Cependant, puisque la mise à distance est encore une forme de contrôle du spectateur et de la spectatrice par le cinéma, peuvent-ils être autre chose que le terrain tragique du jeu cinématographique, entre attraction (immersion) et répulsion (mise à distance) ? En effet, la mise à distance implique quelque part l’impuissance du spectateur qui ne choisit pas d’être immergé ou non. Cette impuissance kafkaïenne suscite une frustration chez le spectateur, à qui l’on promet la réalisation de ses fantasmes mais dont la mise à distance joue de lui. Pourtant, cette frustration pourrait s’avérer nécessaire. En effet, en jouant avec les fantasmes du spectateur, le cinéma le détourne des mythes du réel et lui enseigne le recul. Marilyn Monroe (Ellen) s’y expérimente dans le film inachevé Something’s got to give de G. Cukor (1962). Nick, l’ancien mari de Ellen, la surprend en train de nager dans sa piscine. Elle semble être nue. Elle captive tout d’abord le regard du spectateur en s’adressant à Nick, à la place de la caméra. Puis elle s’approche du bord de la piscine, alors que le spectateur est déjà immergé dans l’eau avec elle par le regard. Elle sort sa jambe de l’eau, et alors que le fantasme masculin de la voir nue s’apprête à être réalisé, elle recule au centre de la piscine. Le recul d’Ellen est aussi la mise à distance du spectateur par rapport au mythe de l’actrice dénudée. Certes, il s’agit du contrôle du spectateur par le cinéma, mais aussi du contrôle de la femme sur son propre corps. Finalement, la frustration engendrée par la mise à distance est le contournement du male gaze. Le film empêche une totalisation du corps féminin en immergeant le spectateur puis en créant une mise à distance en rupture avec son fantasme. Le cinéma se sauve par-là d’une instrumentalisation au service de la classe dominante. La mise à distance devient la condition de sa salvation.

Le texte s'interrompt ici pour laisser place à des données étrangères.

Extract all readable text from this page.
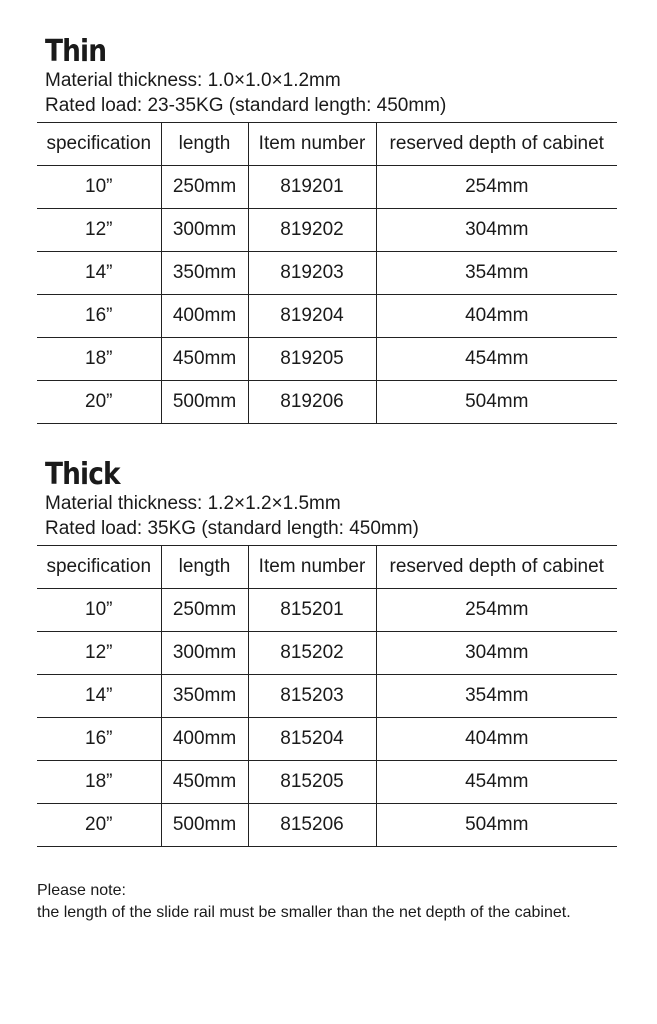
Thin
Material thickness: 1.0×1.0×1.2mm
Rated load: 23-35KG (standard length: 450mm)
specification	length	Item number	reserved depth of cabinet
10”	250mm	819201	254mm
12”	300mm	819202	304mm
14”	350mm	819203	354mm
16”	400mm	819204	404mm
18”	450mm	819205	454mm
20”	500mm	819206	504mm
Thick
Material thickness: 1.2×1.2×1.5mm
Rated load: 35KG (standard length: 450mm)
specification	length	Item number	reserved depth of cabinet
10”	250mm	815201	254mm
12”	300mm	815202	304mm
14”	350mm	815203	354mm
16”	400mm	815204	404mm
18”	450mm	815205	454mm
20”	500mm	815206	504mm
Please note:
the length of the slide rail must be smaller than the net depth of the cabinet.
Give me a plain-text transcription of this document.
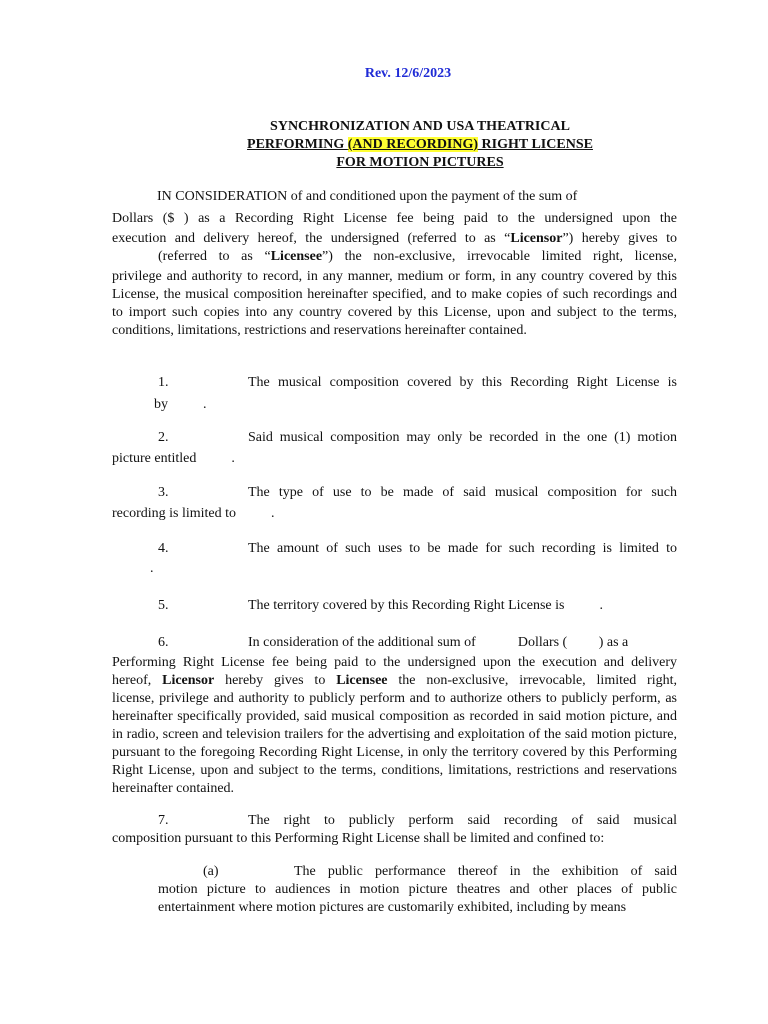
Rev. 12/6/2023
SYNCHRONIZATION AND USA THEATRICAL
PERFORMING (AND RECORDING) RIGHT LICENSE
FOR MOTION PICTURES
IN CONSIDERATION of and conditioned upon the payment of the sum of
Dollars ($ ) as a Recording Right License fee being paid to the undersigned upon the
execution and delivery hereof, the undersigned (referred to as “Licensor”) hereby gives to
(referred to as “Licensee”) the non-exclusive, irrevocable limited right, license,
privilege and authority to record, in any manner, medium or form, in any country covered by this License, the musical composition hereinafter specified, and to make copies of such recordings and to import such copies into any country covered by this License, upon and subject to the terms, conditions, limitations, restrictions and reservations hereinafter contained.
1.	The musical composition covered by this Recording Right License is
by          .
2.	Said musical composition may only be recorded in the one (1) motion
picture entitled          .
3.	The type of use to be made of said musical composition for such
recording is limited to          .
4.	The amount of such uses to be made for such recording is limited to
.
5.	The territory covered by this Recording Right License is          .
6.	In consideration of the additional sum of            Dollars (         ) as a
Performing Right License fee being paid to the undersigned upon the execution and delivery
hereof, Licensor hereby gives to Licensee the non-exclusive, irrevocable, limited right,
license, privilege and authority to publicly perform and to authorize others to publicly perform, as hereinafter specifically provided, said musical composition as recorded in said motion picture, and in radio, screen and television trailers for the advertising and exploitation of the said motion picture, pursuant to the foregoing Recording Right License, in only the territory covered by this Performing Right License, upon and subject to the terms, conditions, limitations, restrictions and reservations hereinafter contained.
7.	The right to publicly perform said recording of said musical
composition pursuant to this Performing Right License shall be limited and confined to:
(a)	The public performance thereof in the exhibition of said
motion picture to audiences in motion picture theatres and other places of public entertainment where motion pictures are customarily exhibited, including by means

La pratique de l’immersion et de la mise à distance renouvelle ainsi le regard spectatoriel, et plus encore, reconfigure la place du spectateur au sein de la société. La salle de cinéma n’est plus le piège des illusions, mais au contraire l’espace de figuration et de dévitalisation des mythes de la réalité. Cependant, le spectateur et le spectatrice n’en demeurent pas moins dans l’exposé de ce jour le sujet passif de l’immersion et de la mise à distance. C’est pourquoi, nous définirons prochainement la salle de cinéma comme cet espace d’évolution nécessaire où le spectateur-citoyen apprend à être et à agir.